Hablar de muerte no es lindo, expresarían los jóvenes “millennials” y “centennials” de hoy, y en verdad no lo es. Recuerdo cuando leí “Las intermitencias de la muerte”, de José Saramago. Me dejó el ánimo pasmado, perplejo, no sabía qué pensar. Creí, tenía razón sobre el caos humano si un día simplemente dejáramos de morir: “Al día siguiente no murió nadie”, escribió.
Pero así como en la novela todo sale del orden, porque las personas dejan de morir, aún aquellas que estaban en sus últimos momentos, también vemos en la realidad, en la existencia verdadera, la de ayer y hoy en Veracruz y en México, que cuando hay muertes en exceso, hay una vorágine de desconcierto, desorden y angustia, porque el miedo invade las calles, a las
familias, a la sociedad.
“La ausencia de la muerte es el caos, es lo peor que le puede ocurrir a la especie humana, a una sociedad”, dijo el escritor en vida, y agregaría yo: también la presencia de la muerte es el caos, cuando se produce de manera violenta, criminal, y en cifras anormales,
rebasando lo cotidiano.
Cuando lo entrevistaron, sobre su novela, Saramago dijo, “nuestra única defensa contra la muerte es el amor”. Si tan sólo hiciéramos más caso.
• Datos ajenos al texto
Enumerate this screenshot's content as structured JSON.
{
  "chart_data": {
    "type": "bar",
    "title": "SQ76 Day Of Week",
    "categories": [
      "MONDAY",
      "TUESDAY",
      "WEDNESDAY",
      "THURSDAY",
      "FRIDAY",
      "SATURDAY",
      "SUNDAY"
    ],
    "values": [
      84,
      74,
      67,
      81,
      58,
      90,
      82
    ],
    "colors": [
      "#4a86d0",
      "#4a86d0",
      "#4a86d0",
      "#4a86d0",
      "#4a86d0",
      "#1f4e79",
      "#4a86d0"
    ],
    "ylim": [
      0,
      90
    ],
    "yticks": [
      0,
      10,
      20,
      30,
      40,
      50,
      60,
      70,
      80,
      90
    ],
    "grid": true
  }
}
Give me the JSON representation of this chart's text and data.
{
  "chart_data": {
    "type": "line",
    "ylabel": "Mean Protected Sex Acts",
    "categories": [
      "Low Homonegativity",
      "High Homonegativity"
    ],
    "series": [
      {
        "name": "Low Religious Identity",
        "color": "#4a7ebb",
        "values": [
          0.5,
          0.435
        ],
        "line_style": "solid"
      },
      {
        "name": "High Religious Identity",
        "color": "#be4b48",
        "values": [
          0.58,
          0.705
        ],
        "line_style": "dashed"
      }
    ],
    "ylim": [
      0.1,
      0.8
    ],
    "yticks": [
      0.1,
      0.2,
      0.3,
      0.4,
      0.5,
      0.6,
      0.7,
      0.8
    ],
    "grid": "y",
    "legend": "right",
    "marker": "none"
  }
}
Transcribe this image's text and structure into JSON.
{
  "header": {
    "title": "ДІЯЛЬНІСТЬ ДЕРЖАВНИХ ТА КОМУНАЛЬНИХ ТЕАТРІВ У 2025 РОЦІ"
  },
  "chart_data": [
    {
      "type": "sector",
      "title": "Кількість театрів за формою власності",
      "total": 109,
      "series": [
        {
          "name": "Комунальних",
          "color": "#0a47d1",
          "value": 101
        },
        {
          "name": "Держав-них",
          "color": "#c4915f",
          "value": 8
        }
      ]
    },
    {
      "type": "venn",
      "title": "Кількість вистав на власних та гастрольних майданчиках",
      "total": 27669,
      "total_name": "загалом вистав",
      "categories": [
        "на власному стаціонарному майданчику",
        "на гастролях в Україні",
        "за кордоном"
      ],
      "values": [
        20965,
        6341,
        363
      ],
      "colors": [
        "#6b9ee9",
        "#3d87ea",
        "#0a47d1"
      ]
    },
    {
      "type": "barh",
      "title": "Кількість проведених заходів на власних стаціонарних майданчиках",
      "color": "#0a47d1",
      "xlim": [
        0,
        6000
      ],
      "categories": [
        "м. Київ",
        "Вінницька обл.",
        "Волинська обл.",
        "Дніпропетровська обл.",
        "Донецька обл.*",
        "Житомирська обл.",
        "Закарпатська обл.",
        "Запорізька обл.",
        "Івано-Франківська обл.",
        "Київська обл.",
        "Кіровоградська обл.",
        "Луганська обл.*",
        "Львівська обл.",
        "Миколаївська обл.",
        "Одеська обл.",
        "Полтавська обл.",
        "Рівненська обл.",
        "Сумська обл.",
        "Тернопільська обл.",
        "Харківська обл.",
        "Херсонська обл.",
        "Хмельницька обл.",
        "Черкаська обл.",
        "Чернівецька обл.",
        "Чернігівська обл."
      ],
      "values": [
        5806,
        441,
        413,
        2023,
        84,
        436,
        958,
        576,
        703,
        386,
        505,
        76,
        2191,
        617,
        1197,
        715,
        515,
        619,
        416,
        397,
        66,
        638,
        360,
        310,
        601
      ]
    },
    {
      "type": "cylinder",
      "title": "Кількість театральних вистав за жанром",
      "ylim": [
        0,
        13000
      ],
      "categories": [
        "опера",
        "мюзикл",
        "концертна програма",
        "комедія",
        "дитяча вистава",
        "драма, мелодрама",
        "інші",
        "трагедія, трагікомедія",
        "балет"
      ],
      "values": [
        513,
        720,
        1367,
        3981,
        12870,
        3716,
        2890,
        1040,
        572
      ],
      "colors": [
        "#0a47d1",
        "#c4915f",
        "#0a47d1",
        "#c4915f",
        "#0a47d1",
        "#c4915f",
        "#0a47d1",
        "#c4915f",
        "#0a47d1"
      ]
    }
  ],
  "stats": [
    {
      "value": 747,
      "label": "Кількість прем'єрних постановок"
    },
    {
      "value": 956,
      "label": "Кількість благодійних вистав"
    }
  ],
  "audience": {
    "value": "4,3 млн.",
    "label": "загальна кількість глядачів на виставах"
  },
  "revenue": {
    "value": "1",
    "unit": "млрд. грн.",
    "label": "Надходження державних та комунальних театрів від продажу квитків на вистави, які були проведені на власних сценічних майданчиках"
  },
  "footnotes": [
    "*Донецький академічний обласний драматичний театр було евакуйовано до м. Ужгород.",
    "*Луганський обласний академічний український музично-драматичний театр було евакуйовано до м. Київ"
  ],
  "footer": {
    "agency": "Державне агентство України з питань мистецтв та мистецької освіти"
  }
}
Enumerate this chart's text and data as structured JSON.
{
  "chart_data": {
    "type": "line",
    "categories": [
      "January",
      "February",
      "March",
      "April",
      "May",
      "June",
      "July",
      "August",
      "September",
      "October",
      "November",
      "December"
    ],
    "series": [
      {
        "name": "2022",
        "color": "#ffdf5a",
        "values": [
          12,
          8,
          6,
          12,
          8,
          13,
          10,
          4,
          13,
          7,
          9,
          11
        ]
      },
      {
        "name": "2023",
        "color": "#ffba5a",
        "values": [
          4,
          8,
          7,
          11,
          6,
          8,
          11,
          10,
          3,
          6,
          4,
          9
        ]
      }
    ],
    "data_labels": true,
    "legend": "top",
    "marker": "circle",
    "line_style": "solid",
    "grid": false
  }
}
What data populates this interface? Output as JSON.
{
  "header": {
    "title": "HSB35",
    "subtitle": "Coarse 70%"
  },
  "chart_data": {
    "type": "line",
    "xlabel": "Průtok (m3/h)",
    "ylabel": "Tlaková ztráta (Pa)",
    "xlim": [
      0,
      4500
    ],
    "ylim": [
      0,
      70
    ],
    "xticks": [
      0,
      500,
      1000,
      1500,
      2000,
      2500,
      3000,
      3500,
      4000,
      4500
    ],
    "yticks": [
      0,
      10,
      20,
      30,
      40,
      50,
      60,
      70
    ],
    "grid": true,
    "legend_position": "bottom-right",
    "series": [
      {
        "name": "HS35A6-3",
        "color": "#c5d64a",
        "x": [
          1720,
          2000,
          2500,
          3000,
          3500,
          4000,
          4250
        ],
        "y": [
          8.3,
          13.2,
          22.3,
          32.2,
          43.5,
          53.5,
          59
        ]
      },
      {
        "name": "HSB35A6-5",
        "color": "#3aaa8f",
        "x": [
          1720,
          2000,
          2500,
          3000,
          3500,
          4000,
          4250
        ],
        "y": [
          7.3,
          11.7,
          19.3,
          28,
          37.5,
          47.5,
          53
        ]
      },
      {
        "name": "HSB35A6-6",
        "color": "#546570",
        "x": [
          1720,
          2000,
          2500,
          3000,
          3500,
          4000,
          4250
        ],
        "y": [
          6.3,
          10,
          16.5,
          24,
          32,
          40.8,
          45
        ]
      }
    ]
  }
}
Ese amor que han predicado muchos: Jesucristo, la Madre Teresa, Gandhi, Juan Pablo II, amor que también está en todas las religiones, y culturas del mundo. Amor, con ataduras o libre como el de Osho. Y porque pese a todo, todavía somos más los buenos que los malos; y seguro es el amor que sí existe, lo que todavía sostiene a este mundo y cura las heridas de la violencia. Como dijo la Madre Teresa: “No necesitamos pistolas para traer la paz, necesitamos amor y compasión”.